Je vous souhaite la bienvenue, monsieur Sadik. J'ai en mains une courte notice biographique que j'aimerais vous lire. M. Sadik travaille dans le domaine de l'environnement depuis trois ans. Il s'est joint à la Coalition du budget vert en décembre 2002, à titre de responsable du programmes. Il s'occupe de la coordination et de l'orientation stratégique de cette coalition de 21 des principaux groupes canadiens dans le domaine de la conservation et de l'environnement. Auparavant, il avait pratiqué le droit du travail pendant 10 ans à Toronto. Il possède un baccalauréat en droit de l'Université d'Ottawa.

Monsieur, je vous souhaite la bienvenue. Je crois comprendre que vous ferez une déclaration préliminaire. Nous l'avons déjà reçue. Je vous cède donc la parole.

M. Pierre Sadik, responsable du programmes, Coalition du budget vert : Je m'écarterai quelque peu du texte que vous avez reçu. Mon exposé durera environ 10 minutes.

Premièrement, je tiens à remercier le comité de m'avoir invité pour aborder cette question, qui est importante pour tous les Canadiens. Je crois comprendre qu'on m'a demandé de parler des instruments fiscaux d'une façon générale et d'aborder l'attitude el les mesures adoptées par le Canada à ce chapitre.

Il est bien connu qu'il existe plusieurs types de mesures différents pour promouvoir le développement durable. La réglementation, les initiatives volontaires et les instruments fiscaux en sont trois qui viennent immédiatement à l'esprit. Les instruments fiscaux et les mesures fiscales dissuasives, en particulier, sont malheureusement sous-utilisés au Canada, notamment au fédéral. Bien qu'il y ait des raisons historiques à cette sous-utilisation, il n'existe actuellement aucune barrière fondamentale ou systémique à l'emploi efficace de ces instruments au Canada.
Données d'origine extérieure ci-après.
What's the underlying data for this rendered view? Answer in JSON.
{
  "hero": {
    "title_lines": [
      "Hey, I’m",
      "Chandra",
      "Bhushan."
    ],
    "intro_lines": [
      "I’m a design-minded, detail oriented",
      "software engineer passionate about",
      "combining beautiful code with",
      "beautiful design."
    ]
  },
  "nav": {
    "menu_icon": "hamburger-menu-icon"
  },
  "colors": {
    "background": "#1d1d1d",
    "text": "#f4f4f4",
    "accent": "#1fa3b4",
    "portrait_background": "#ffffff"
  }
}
De l'avis de nombreux experts, le Canada se retrouve dans une situation désavantagée sur les plans environnemental et économique par rapport aux autres pays développés, du fait qu'il ne profite pas des instruments fiscaux en combinaison avec d'autres mesures pour promouvoir le développement durable. Bon nombre d'autres pays très développés, comme les pays scandinaves, le Royaume-Uni, le Japon, l'Allemagne et la France se servent de manière profitable des instruments fiscaux. Vous trouverez en annexe du mémoire que je vous ai remis un aperçu général des instruments fiscaux mis en œuvre au Canada. En fait, je me suis restreint particulièrement aux instruments fiscaux et à l'utilisation qu'en font les autres pays. La liste comprend deux catégories : les encouragements et les désincitatifs fiscaux. D'après l'OCDE et le Conference Board du Canada, les économies de la plupart des pays figurant sur leur liste et celles des pays qui apparaissent sur la mienne aujourd'hui vont aussi bien voire mieux que la nôtre. Cependant, ce qui est parallèlement le plus important, c'est que le Canada vient malheureusement bien après ces pays en matière de protection de l'environnement, à l'exception peut-être des États-Unis.
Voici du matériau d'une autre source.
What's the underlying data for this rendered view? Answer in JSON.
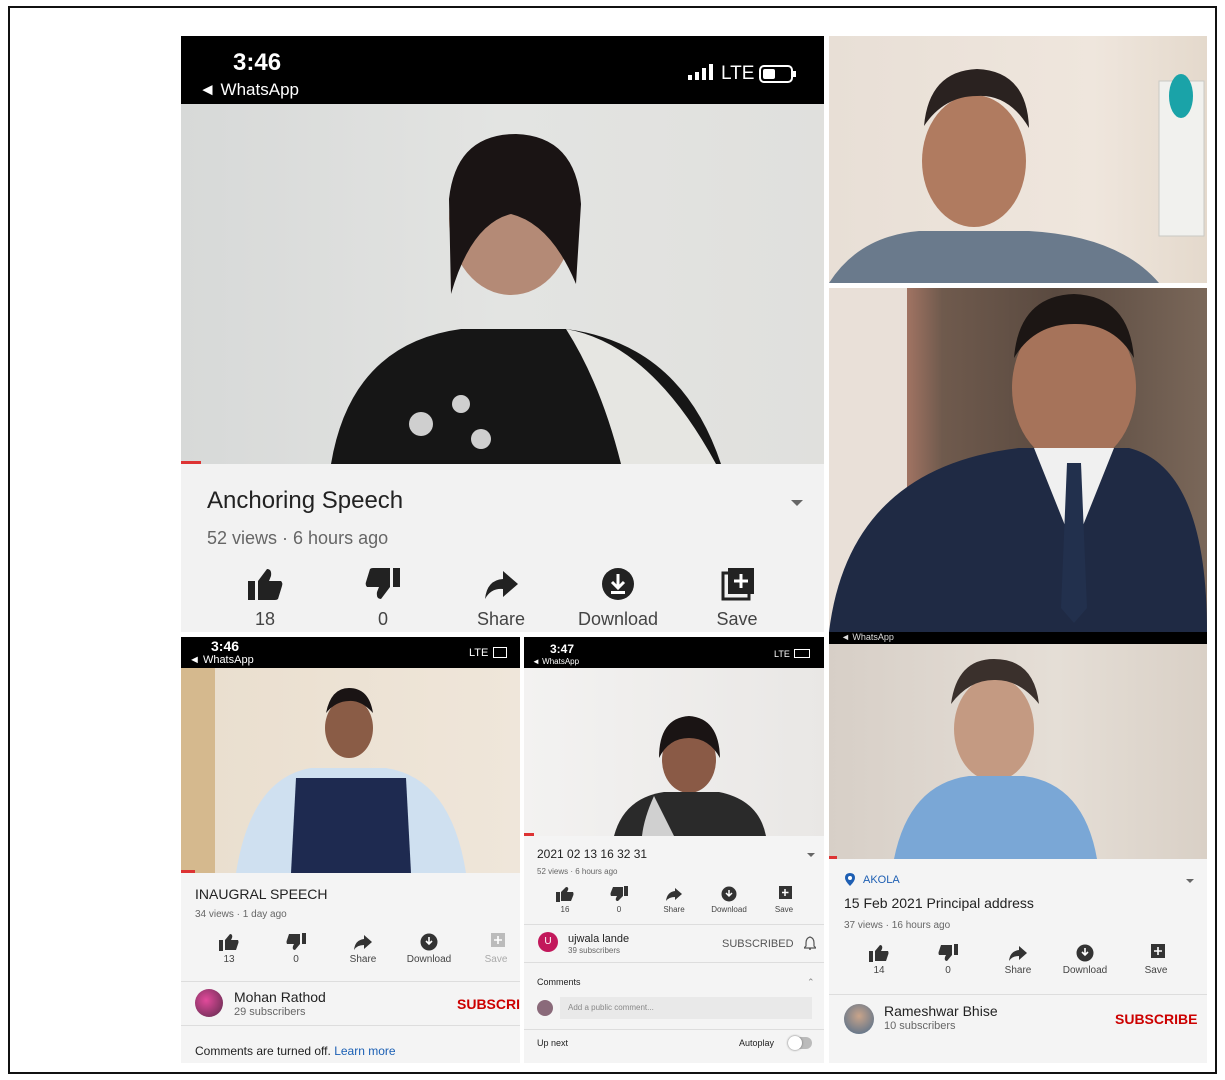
{
  "main": {
    "status": {
      "time": "3:46",
      "back": "◄ WhatsApp",
      "network": "LTE"
    },
    "title": "Anchoring Speech",
    "meta": "52 views · 6 hours ago",
    "likes": "18",
    "dislikes": "0",
    "share": "Share",
    "download": "Download",
    "save": "Save"
  },
  "bl": {
    "status": {
      "time": "3:46",
      "back": "◄ WhatsApp",
      "network": "LTE"
    },
    "title": "INAUGRAL SPEECH",
    "meta": "34 views · 1 day ago",
    "likes": "13",
    "dislikes": "0",
    "share": "Share",
    "download": "Download",
    "save": "Save",
    "channel": "Mohan Rathod",
    "subs": "29 subscribers",
    "subscribe": "SUBSCRIBE",
    "comments_off": "Comments are turned off.",
    "learn_more": "Learn more"
  },
  "bm": {
    "status": {
      "time": "3:47",
      "back": "◄ WhatsApp",
      "network": "LTE"
    },
    "title": "2021 02 13 16 32 31",
    "meta": "52 views · 6 hours ago",
    "likes": "16",
    "dislikes": "0",
    "share": "Share",
    "download": "Download",
    "save": "Save",
    "avatar_letter": "U",
    "channel": "ujwala lande",
    "subs": "39 subscribers",
    "subscribed": "SUBSCRIBED",
    "comments_label": "Comments",
    "comment_placeholder": "Add a public comment...",
    "up_next": "Up next",
    "autoplay": "Autoplay"
  },
  "br": {
    "status": {
      "back": "◄ WhatsApp"
    },
    "location": "AKOLA",
    "title": "15 Feb 2021 Principal address",
    "meta": "37 views · 16 hours ago",
    "likes": "14",
    "dislikes": "0",
    "share": "Share",
    "download": "Download",
    "save": "Save",
    "channel": "Rameshwar Bhise",
    "subs": "10 subscribers",
    "subscribe": "SUBSCRIBE"
  },
  "colors": {
    "accent_red": "#cc0000",
    "progress": "#dd3333",
    "panel": "#f2f2f2"
  },
  "icons": [
    "like-icon",
    "dislike-icon",
    "share-icon",
    "download-icon",
    "save-icon",
    "bell-icon",
    "location-icon",
    "signal-icon",
    "battery-icon"
  ]
}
Je vous résumerai les aspects les plus importants et les plus pertinents des instruments fiscaux et aborderai les différentes catégories, notamment les encouragements fiscaux, les désincitatifs fiscaux, les subventions directes, la taxation avec remise et les échanges de plafonds.

Les instruments fiscaux peuvent encore être classés en deux grands groupes : les subventions que reçoivent les pollueurs ou les désincitatifs fiscaux qui exigent du pollueur qu'il paie.
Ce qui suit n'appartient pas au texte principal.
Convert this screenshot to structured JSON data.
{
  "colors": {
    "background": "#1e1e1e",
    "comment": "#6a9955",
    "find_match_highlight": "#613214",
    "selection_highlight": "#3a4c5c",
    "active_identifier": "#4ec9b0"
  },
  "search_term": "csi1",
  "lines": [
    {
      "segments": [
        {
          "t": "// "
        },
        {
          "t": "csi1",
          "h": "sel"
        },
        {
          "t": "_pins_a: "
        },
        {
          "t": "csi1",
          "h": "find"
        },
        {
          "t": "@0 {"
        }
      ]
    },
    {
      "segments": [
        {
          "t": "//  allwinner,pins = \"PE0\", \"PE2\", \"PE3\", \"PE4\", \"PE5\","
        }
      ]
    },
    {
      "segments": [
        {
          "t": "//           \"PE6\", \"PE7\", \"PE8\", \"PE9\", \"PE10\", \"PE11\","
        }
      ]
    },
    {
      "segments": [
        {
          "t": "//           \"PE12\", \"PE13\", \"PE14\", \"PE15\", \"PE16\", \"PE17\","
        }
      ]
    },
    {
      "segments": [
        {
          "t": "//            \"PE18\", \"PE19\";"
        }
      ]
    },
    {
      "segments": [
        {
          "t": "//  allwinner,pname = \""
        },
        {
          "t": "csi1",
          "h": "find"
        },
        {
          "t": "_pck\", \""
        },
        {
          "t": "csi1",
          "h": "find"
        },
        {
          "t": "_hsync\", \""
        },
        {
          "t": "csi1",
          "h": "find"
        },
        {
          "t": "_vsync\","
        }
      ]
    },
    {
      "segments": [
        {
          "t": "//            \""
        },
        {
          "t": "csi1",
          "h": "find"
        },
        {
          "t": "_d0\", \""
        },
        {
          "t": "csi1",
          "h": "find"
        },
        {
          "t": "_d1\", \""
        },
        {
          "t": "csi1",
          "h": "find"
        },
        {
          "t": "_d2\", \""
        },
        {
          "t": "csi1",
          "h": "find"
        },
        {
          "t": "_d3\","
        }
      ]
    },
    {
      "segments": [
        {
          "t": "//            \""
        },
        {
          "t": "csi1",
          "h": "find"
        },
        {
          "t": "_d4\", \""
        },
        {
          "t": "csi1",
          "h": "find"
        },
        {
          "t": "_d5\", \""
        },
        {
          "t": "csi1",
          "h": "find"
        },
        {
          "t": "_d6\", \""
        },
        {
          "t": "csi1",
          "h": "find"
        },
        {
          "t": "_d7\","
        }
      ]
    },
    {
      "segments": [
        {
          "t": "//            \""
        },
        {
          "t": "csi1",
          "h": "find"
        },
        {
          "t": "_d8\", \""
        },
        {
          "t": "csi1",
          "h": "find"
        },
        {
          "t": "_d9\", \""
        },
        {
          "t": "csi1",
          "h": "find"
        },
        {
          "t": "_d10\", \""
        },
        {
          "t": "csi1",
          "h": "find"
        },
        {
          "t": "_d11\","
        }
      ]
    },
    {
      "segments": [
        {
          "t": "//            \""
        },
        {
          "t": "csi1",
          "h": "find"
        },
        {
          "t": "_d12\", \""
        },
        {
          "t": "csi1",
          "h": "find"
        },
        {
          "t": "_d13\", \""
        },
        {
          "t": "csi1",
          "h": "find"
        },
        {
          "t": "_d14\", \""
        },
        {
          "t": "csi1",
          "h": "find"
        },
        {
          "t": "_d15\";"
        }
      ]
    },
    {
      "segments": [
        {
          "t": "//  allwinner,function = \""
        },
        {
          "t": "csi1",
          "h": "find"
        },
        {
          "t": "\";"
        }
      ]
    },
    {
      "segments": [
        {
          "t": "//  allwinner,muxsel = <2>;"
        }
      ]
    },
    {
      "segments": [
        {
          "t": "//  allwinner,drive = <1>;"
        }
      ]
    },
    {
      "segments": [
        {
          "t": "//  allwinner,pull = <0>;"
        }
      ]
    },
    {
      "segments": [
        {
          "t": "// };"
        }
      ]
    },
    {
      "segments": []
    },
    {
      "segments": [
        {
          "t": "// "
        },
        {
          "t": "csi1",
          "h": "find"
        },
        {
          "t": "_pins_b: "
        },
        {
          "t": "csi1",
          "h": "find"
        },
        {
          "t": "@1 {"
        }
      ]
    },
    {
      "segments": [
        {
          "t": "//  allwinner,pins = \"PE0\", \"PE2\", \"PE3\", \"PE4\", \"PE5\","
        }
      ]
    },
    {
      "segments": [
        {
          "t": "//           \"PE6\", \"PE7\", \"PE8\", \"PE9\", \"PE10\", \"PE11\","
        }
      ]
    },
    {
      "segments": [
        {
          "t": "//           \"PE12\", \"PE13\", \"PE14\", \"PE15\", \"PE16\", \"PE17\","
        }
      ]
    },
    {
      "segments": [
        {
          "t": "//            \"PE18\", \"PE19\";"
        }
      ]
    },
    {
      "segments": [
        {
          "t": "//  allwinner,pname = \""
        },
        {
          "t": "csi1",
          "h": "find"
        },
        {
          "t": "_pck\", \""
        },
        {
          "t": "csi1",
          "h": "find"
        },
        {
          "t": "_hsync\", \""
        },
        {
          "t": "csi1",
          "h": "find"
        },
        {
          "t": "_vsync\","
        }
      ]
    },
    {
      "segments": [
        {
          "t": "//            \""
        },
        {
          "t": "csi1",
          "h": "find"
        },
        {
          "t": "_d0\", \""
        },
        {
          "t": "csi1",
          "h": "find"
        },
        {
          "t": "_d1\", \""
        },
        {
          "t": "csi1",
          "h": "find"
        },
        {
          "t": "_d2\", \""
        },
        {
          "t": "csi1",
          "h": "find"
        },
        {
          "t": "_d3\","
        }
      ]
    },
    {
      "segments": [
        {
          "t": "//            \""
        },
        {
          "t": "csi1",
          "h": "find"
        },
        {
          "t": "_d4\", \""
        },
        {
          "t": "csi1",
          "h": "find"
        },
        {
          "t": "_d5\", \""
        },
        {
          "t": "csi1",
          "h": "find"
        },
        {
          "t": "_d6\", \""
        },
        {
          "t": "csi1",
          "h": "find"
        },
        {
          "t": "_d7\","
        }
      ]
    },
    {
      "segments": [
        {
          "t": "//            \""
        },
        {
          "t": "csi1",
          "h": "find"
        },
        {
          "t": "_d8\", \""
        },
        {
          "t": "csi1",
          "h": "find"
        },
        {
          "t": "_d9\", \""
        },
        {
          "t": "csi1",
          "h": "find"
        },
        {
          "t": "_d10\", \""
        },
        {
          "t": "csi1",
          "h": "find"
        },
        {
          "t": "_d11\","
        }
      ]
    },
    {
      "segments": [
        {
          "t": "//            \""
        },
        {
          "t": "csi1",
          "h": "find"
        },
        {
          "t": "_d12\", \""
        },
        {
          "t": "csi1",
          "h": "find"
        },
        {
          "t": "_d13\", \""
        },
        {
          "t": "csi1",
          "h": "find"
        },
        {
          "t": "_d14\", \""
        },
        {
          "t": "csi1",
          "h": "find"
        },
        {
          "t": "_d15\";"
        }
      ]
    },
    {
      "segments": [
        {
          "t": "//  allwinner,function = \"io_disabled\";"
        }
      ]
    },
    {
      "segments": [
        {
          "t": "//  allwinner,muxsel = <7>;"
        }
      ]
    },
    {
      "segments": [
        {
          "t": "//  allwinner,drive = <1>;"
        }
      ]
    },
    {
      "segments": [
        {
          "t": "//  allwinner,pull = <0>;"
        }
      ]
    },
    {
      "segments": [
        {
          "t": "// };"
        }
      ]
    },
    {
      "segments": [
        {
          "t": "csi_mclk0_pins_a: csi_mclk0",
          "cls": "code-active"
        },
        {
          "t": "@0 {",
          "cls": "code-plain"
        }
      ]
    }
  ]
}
Le comité m'a demandé d'aborder principalement les instruments fiscaux. Je vous décrirai donc certaines leurs caractéristiques. Par rapport à la réglementation et aux mesures volontaires visant à protéger l'environnement, les instruments fiscaux présentent certains avantages, notamment que, à la différence des règlements, ils peuvent récompenser les améliorations permanentes en matière d'efficacité. Autrement dit, alors que la plupart des approches réglementaires incitent peu ou pas à dépasser le niveau de rendement prescrit, l'encouragement ou le désincitatif fiscal fournira à la personne ou à l'entreprise une justification financière pour dépasser un tel niveau, étant donné que cette mesure rapportera. Même si la loi oblige les véhicules à consommer pas plus de 8,8 litres aux 100 kilomètres, les gens auront tendance à chercher à obtenir davantage si un encouragement fiscal est accordé pour une consommation de 5,5 litres aux 100 kilomètres. Il n'y a aucune limite à cet égard en ce qui concerne les encouragements fiscaux. Les instruments fiscaux peuvent stimuler le développement d'une nouvelle technologie. Par souci d'équité, la plupart des règlements établissent un niveau qui peut être atteint grâce à la technologie existante, tandis que les instruments fiscaux encourageront les gens à utiliser de nouvelles technologies et à essayer d'économiser encore davantage à l'aide de mesures créatives.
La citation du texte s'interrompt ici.